The game of hospital monopoly.
Healthcare consolidation is reducing your choices and raising your prices.
Readers of a certain age will remember a time when hospitals were run by local governments or by true non-profit organizations — often religious groups. You had the “Methodist'' hospital, the “Catholic” hospital, or the “Jewish” hospital. Those days are long gone. Today, hospitals tend to belong to certain “systems.” If you’ve lived in a particular metropolitan area for the past decade, you’ve likely watched as hospitals and clinics merged or were bought one by one by a major system or another. In 2007, just over half of all hospitals belonged to a “system.” By 2018, it was two-thirds.
This is the process of healthcare consolidation happening before your eyes. It includes mergers, acquisitions, affiliations, and even closures between clinics and hospitals within the healthcare system. Today, in the second installment of our series on America’s healthcare system, I want to explain how and why that happens — and the consequences for you and me. It’s a story of power, size, and above all, greed. Let’s cut in.

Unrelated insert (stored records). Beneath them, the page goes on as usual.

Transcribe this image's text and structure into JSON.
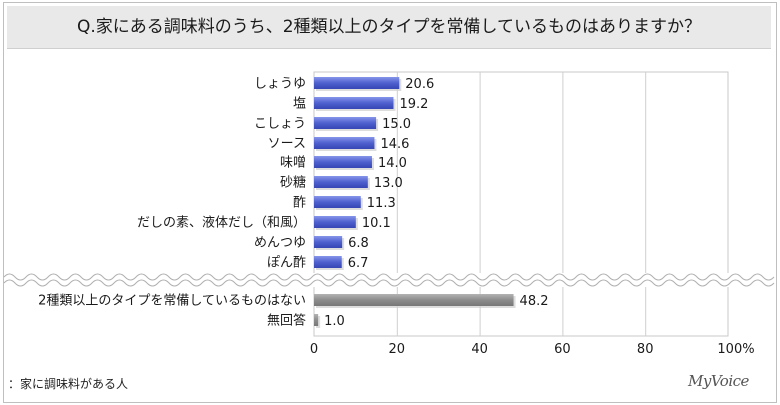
{
  "title": "Q.家にある調味料のうち、2種類以上のタイプを常備しているものはありますか？",
  "footnote": "：家に調味料がある人",
  "brand": "MyVoice",
  "chart_data": {
    "type": "bar",
    "orientation": "horizontal",
    "categories": [
      "しょうゆ",
      "塩",
      "こしょう",
      "ソース",
      "味噌",
      "砂糖",
      "酢",
      "だしの素、液体だし（和風）",
      "めんつゆ",
      "ぽん酢",
      "2種類以上のタイプを常備しているものはない",
      "無回答"
    ],
    "values": [
      20.6,
      19.2,
      15.0,
      14.6,
      14.0,
      13.0,
      11.3,
      10.1,
      6.8,
      6.7,
      48.2,
      1.0
    ],
    "value_labels": [
      "20.6",
      "19.2",
      "15.0",
      "14.6",
      "14.0",
      "13.0",
      "11.3",
      "10.1",
      "6.8",
      "6.7",
      "48.2",
      "1.0"
    ],
    "groups": [
      {
        "start": 0,
        "end": 9,
        "color": "#5566cc"
      },
      {
        "start": 10,
        "end": 11,
        "color": "#8c8c8c"
      }
    ],
    "x_ticks": [
      "0",
      "20",
      "40",
      "60",
      "80",
      "100%"
    ],
    "xlim": [
      0,
      100
    ],
    "grid": true,
    "axis_break": true
  }
}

What drives healthcare consolidation?
In a word: profit. In the U.S., healthcare is a business. The sale of healthcare services translates into profit margins for healthcare providers, be they clinics, hospitals, pharmaceutical companies, medical device manufacturers, etc. But healthcare businesses exploit a number of complexities of healthcare to maximize their earnings.
For one, the consumer isn’t usually the one paying for healthcare. As we discussed in our last post, you pay your insurer for the privilege of being insured — meaning that they will pay for your healthcare if and when you get sick (sometimes!). That means that the consumer is usually only paying for healthcare indirectly, leaving the insurance industry to negotiate prices on their behalf. But because insurance is only a middleman, they don’t really care about the prices in the form of reimbursements, per se, just what they can skim off the top. That means they have little incentive to negotiate prices down on behalf of consumers.

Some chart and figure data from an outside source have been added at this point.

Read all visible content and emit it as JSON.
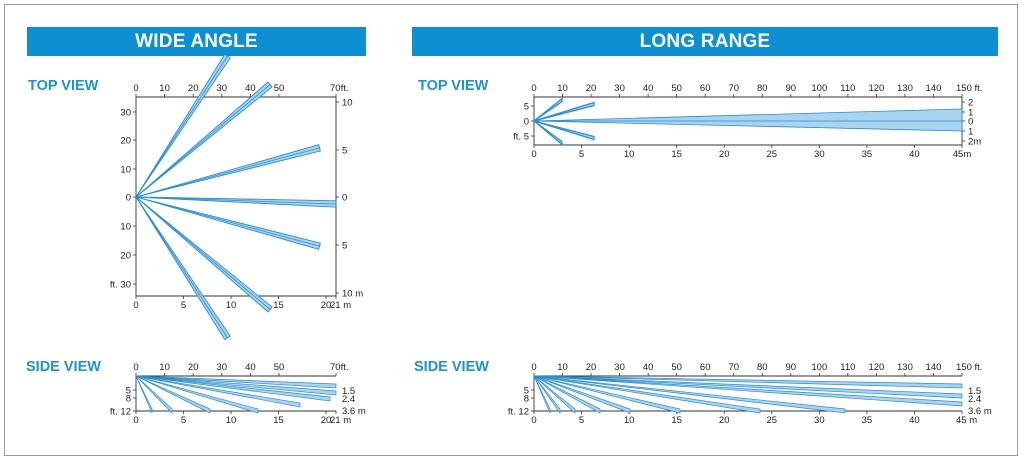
{
  "sections": {
    "wide": {
      "title": "WIDE ANGLE"
    },
    "long": {
      "title": "LONG RANGE"
    }
  },
  "labels": {
    "top_view": "TOP VIEW",
    "side_view": "SIDE VIEW"
  },
  "colors": {
    "banner": "#0e8fd1",
    "label": "#1e93d2",
    "beam_fill": "#a9d3ef",
    "beam_line": "#2a8dd0",
    "axis": "#333333"
  },
  "wide_top": {
    "top_ticks": [
      "0",
      "10",
      "20",
      "30",
      "40",
      "50",
      "70ft."
    ],
    "bottom_ticks": [
      "0",
      "5",
      "10",
      "15",
      "20",
      "21 m"
    ],
    "left_ticks": [
      "30",
      "20",
      "10",
      "0",
      "10",
      "20",
      "ft. 30"
    ],
    "right_ticks": [
      "10",
      "5",
      "0",
      "5",
      "10 m"
    ],
    "beam_angles_deg": [
      57,
      40,
      15,
      -2,
      -15,
      -40,
      -57
    ],
    "beam_length_ft": 70
  },
  "wide_side": {
    "top_ticks": [
      "0",
      "10",
      "20",
      "30",
      "40",
      "50",
      "70ft."
    ],
    "bottom_ticks": [
      "0",
      "5",
      "10",
      "15",
      "20",
      "21 m"
    ],
    "left_ticks": [
      "5",
      "8",
      "ft. 12"
    ],
    "right_ticks": [
      "1.5",
      "2.4",
      "3.6 m"
    ]
  },
  "long_top": {
    "top_ticks": [
      "0",
      "10",
      "20",
      "30",
      "40",
      "50",
      "60",
      "70",
      "80",
      "90",
      "100",
      "110",
      "120",
      "130",
      "140",
      "150 ft."
    ],
    "bottom_ticks": [
      "0",
      "5",
      "10",
      "15",
      "20",
      "25",
      "30",
      "35",
      "40",
      "45m"
    ],
    "left_ticks": [
      "5",
      "0",
      "ft. 5"
    ],
    "right_ticks": [
      "2",
      "1",
      "0",
      "1",
      "2m"
    ]
  },
  "long_side": {
    "top_ticks": [
      "0",
      "10",
      "20",
      "30",
      "40",
      "50",
      "60",
      "70",
      "80",
      "90",
      "100",
      "110",
      "120",
      "130",
      "140",
      "150 ft."
    ],
    "bottom_ticks": [
      "0",
      "5",
      "10",
      "15",
      "20",
      "25",
      "30",
      "35",
      "40",
      "45 m"
    ],
    "left_ticks": [
      "5",
      "8",
      "ft. 12"
    ],
    "right_ticks": [
      "1.5",
      "2.4",
      "3.6 m"
    ]
  }
}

Rather, reimbursement rates get negotiated based on competitors’ rates. If you’re an insurance company, you’re negotiating to make more money off of a transaction than other insurance companies. If you’re a hospital, you’re negotiating to make more money off of a transaction than another hospital. But because healthcare is, by definition, local — you can only get healthcare where you are — there are a limited number of patients that need care, and a limited number of places that they can get it.
That’s where size matters: bigger clinics and hospitals can command better reimbursement rates from insurance companies. After all, these insurance companies wouldn’t want to lose their business because they can’t offer their beneficiaries access to the largest hospitals in town.
Because bigger hospital systems can command better reimbursement rates, they make more money per transaction than their competitors. That allows them to grow, command even better rates, and drive the cycle forward. As they grow and strangle their competition, they force them either to shut down — or sell. And that’s exactly what happens.
The big buy up the small or shut them down. This is particularly true for small physician-owned practices that can’t compete with larger hospital-owned practices. Between 2005 and 2015, the proportion of doctors employed by hospitals grew by nearly 20%.
The consequences of consolidation at scale.
For patients, the consequences of the game of hospital monopoly are devastating. First, there’s less choice. In 2020, a year defined by a global pandemic where hospitals found themselves overflowing, 47 hospitals went bankrupt or closed. This often occurs after larger systems buy smaller ones and close the lowest performing ones — usually in low-income communities with low rates of insurance. Many of 2020’s hospital closures were in rural communities, forcing people to drive hours for medical care. But even in communities where mergers or acquisitions put hospitals under the same “system” umbrella, it means that there are few options to choose from when seeking care.
One might think that consolidation should reduce healthcare costs. After all, larger hospital systems should be able to take advantage of economies of scale as they grow. One part of that is true: operating costs drop by 15-30%. However, average prices increase by 6-18%. Why? Because they can. Without competition, consolidation allows hospitals to flex their monopolistic muscles and inflate prices despite reductions in cost. You pay more for something that costs them less because you have no choice.
Consolidation makes healthcare providers money. But it hurts patients. It means less choice, less access, and higher prices. It also means the difference between life and death for too many Americans in rural communities whose local hospitals shut down.